Gradient-based optimization of a multi-orifice asynchronous injection system in a diesel engine using an adaptive cost function
Department of Mathematical Sciences, Department of Computer Science
A gradient-based optimization tool has been developed and, in conjunction with a CFD code, utilized in the search of optimal fuel injection strategies. The approach taken uses a steepest descent method with an adaptive cost function, where the line search is performed with a fast-converging backtracking algorithm.
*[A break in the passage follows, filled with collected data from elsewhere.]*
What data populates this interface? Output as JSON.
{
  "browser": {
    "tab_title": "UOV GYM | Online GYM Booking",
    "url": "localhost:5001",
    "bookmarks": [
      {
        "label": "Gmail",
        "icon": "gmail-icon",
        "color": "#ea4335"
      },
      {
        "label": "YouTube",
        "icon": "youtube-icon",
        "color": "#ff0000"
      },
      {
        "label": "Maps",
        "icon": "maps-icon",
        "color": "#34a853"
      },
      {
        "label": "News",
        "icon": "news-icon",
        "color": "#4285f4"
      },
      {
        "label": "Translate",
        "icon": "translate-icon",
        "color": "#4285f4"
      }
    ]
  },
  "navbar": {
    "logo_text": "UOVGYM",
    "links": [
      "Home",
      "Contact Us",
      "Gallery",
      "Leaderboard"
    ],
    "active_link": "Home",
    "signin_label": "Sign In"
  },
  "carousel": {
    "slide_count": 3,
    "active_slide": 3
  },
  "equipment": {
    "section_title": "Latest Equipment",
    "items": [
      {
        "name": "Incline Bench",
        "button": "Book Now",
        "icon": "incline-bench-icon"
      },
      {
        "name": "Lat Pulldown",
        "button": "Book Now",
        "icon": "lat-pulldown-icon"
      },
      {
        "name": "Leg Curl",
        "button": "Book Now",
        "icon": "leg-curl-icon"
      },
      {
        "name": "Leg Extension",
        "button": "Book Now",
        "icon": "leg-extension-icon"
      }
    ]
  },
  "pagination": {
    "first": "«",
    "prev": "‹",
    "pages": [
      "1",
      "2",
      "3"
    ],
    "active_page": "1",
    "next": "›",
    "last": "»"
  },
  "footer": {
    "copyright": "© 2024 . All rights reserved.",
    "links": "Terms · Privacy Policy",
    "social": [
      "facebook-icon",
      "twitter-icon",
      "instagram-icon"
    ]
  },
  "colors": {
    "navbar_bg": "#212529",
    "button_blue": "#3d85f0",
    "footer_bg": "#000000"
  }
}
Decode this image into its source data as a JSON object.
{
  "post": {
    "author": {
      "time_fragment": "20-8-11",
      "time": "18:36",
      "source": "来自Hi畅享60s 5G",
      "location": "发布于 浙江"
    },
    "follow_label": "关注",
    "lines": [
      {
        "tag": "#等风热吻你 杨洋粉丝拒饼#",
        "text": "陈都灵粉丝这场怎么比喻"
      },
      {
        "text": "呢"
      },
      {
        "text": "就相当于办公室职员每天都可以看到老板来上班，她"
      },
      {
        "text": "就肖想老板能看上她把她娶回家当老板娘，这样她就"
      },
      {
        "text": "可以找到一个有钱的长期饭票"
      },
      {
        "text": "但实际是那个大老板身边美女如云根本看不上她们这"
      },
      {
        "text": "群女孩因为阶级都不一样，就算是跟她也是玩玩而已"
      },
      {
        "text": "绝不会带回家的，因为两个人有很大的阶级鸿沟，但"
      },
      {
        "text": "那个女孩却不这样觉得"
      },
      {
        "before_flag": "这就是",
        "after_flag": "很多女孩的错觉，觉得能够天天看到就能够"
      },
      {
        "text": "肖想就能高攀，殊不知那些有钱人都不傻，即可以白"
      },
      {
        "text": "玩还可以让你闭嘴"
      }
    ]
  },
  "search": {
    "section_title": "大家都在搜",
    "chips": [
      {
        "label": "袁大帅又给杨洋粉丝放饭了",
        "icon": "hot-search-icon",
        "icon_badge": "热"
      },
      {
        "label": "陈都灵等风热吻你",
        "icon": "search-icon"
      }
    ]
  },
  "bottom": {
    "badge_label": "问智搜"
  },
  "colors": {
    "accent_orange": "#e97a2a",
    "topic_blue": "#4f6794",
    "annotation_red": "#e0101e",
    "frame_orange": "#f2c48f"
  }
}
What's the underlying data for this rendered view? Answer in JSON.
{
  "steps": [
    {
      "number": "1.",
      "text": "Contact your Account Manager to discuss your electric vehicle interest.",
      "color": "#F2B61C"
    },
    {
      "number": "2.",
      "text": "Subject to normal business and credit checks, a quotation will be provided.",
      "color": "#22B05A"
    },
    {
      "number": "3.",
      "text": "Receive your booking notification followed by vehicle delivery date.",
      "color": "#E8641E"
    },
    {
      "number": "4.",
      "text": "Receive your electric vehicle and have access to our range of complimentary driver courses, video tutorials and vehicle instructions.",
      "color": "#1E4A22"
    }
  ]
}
The adaptive cost function is based on the penalty method, where the penalty coefficient is increased after every line search. The parameter space is normalized and, thus, the optimization occurs over the unit cube in higher-dimensional space. The application of this optimization tool is demonstrated for a non-road version of the Sulzer S20 DI diesel engine which, for these simulations, is equipped with a multi-orifice, asynchronous injection system. This system permits an independent timing of the fuel pulses, and each orifice has its own diameter and injection direction. Optimizations have been performed for a two fuel pulse strategy, where the optimization parameters include the start of the injections, the injection durations, the size of the nozzle orifices and the injection directions. It has been demonstrated that this new injection method has a large potential for reducing emissions while maintaining a low fuel consumption. In addition, in comparison with other non-gradient-based techniques, the optimization approach used in this study is computationally very efficient.
SAE Technical Papers
Tanner, F. X.,
Gradient-based optimization of a multi-orifice asynchronous injection system in a diesel engine using an adaptive cost function.
SAE Technical Papers.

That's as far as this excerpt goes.